Corbin still shaky; 'Not like him to hit batters'
WASHINGTON -- Patrick Corbin’s early season struggles continued on Thursday as he gave up a career-high 10 runs to the D-backs, his former team, in the Nationals’ 11-6 loss at Nats Park.
The lefty’s pitching line told the story of a difficult start: six hits, three homers, 10 runs (nine earned), four walks, two hit batters and one strikeout in just two innings. He tossed 63 pitches, with 35 for strikes.
“He wasn’t sharp,” manager Dave Martinez said. “It’s not like him to hit batters, and his location was bad. I can’t really pinpoint anything right now on him. His mechanics look like they’re OK, so we’re just going to have to dig in a little deeper.”
The beginning of Corbin’s 10th season was delayed when he was placed on the IL as part of COVID-19 protocols. He made his 2021 debut last Saturday at Dodger Stadium, where he allowed six runs in 4 1/3 innings. His ERA stands at 21.32 after two starts.
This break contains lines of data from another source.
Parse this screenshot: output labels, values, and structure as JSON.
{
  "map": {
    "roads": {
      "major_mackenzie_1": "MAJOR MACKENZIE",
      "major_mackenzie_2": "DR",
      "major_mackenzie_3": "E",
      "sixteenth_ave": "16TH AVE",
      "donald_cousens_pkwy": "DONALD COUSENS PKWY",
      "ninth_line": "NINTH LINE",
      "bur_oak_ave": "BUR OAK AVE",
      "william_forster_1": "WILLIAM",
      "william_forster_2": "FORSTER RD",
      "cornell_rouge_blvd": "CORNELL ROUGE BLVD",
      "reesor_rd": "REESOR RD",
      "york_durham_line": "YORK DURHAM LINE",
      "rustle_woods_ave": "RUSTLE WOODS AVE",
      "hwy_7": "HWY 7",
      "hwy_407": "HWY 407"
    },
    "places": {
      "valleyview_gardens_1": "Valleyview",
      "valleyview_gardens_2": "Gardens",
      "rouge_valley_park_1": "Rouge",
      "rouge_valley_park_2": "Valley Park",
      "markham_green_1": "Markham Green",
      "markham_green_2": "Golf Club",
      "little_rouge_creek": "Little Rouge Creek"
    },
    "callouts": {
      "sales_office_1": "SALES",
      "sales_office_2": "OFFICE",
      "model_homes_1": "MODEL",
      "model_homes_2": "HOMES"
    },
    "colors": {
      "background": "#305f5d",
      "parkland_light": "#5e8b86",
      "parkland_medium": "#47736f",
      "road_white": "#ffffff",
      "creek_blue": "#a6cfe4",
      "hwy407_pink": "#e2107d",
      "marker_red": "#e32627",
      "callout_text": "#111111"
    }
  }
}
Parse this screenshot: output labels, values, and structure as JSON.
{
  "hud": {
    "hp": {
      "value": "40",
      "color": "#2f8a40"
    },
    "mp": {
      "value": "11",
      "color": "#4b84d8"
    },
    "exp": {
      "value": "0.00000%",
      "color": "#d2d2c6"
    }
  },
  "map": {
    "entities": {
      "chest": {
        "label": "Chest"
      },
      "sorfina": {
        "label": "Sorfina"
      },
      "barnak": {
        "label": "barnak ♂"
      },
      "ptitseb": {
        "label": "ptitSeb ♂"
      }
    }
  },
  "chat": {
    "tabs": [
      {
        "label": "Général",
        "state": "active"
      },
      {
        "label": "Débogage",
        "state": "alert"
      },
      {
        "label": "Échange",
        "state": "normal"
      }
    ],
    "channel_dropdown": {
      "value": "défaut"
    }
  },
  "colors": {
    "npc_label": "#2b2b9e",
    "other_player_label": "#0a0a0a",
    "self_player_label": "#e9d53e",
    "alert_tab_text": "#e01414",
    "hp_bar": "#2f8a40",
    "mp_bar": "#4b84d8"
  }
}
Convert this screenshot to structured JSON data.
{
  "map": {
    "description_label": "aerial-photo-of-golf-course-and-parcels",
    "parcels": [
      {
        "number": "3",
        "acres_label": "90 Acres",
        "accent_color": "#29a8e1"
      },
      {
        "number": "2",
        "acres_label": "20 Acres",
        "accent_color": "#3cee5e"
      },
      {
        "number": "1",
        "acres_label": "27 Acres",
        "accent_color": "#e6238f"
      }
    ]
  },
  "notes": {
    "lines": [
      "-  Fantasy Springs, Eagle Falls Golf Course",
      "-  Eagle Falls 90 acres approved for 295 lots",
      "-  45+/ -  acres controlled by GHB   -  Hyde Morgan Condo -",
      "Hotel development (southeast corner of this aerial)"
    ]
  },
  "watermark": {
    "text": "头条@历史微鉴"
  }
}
Although Corbin said his legs felt better than they did in his previous appearance, the result was his second loss.
“I don’t have anything right now that I thought mechanically looked off,” Corbin said. “A couple bad outings here. Hopefully, I can go back out there and do what I’m capable of doing.”
Corbin’s troubles against the D-backs began almost immediately. He allowed a solo home run to Carson Kelly, the second batter of the game, off a 92 mph sinker. The next at-bat, Eduardo Escobar belted an 80.8 mph changeup beyond center field.
Though the Nats answered with four runs in the bottom of the first, including Starlin Castro’s first homer of the season, the D-backs’ damage was far from over. Corbin allowed a run on three consecutive at-bats in the second -- a fielder’s choice, a walk and a hit batter. With the bases loaded, Andrew Young rocked a 76.7 mph changeup to right field for a grand slam.
“I was trying to stay on the heater and react to everything else,” Young said. “He wasn’t overpowering many hitters in the lineup, so I thought I could adjust to it. He threw me three changeups in a row. The last pitch was up and elevated. I just kind of went with it.”
After the game, Corbin studied game film to see if there were any glaring mechanical errors. There weren’t. He plans to ask the team for feedback, get his workouts in and then focus on getting ahead of batters and pitching deeper into the game. The relievers have been taxed recently -- following Corbin’s 4 1/3-inning start on Saturday, Stephen Strasburg exited after just four frames on Tuesday.
“It's frustrating,” he said. “To go two innings as a starter, I'm more disappointed [in that]. Our bullpen, I was hoping to give them some length today, give them a break.”
Corbin’s previous career-high in runs allowed was nine, surrendered to the Phillies on Aug. 25, 2013 -- his second year with the D-backs. He pitched his first six seasons in Arizona before signing a six-year deal with the Nats after the '18 season.
This outing marked the seventh time in Nationals history (2005-present) a pitcher has allowed 10 or more runs. A.J. Cole most recently gave up 10 to the Braves on April 3, 2018.
“You try to forget about these,” Corbin said. “But like I said, I feel alright. I can't think of something off the top of my head. You just get back to the simple things: commanding the strike zone, throwing quality pitches, getting ahead of guys, things like that. Stick to my strengths."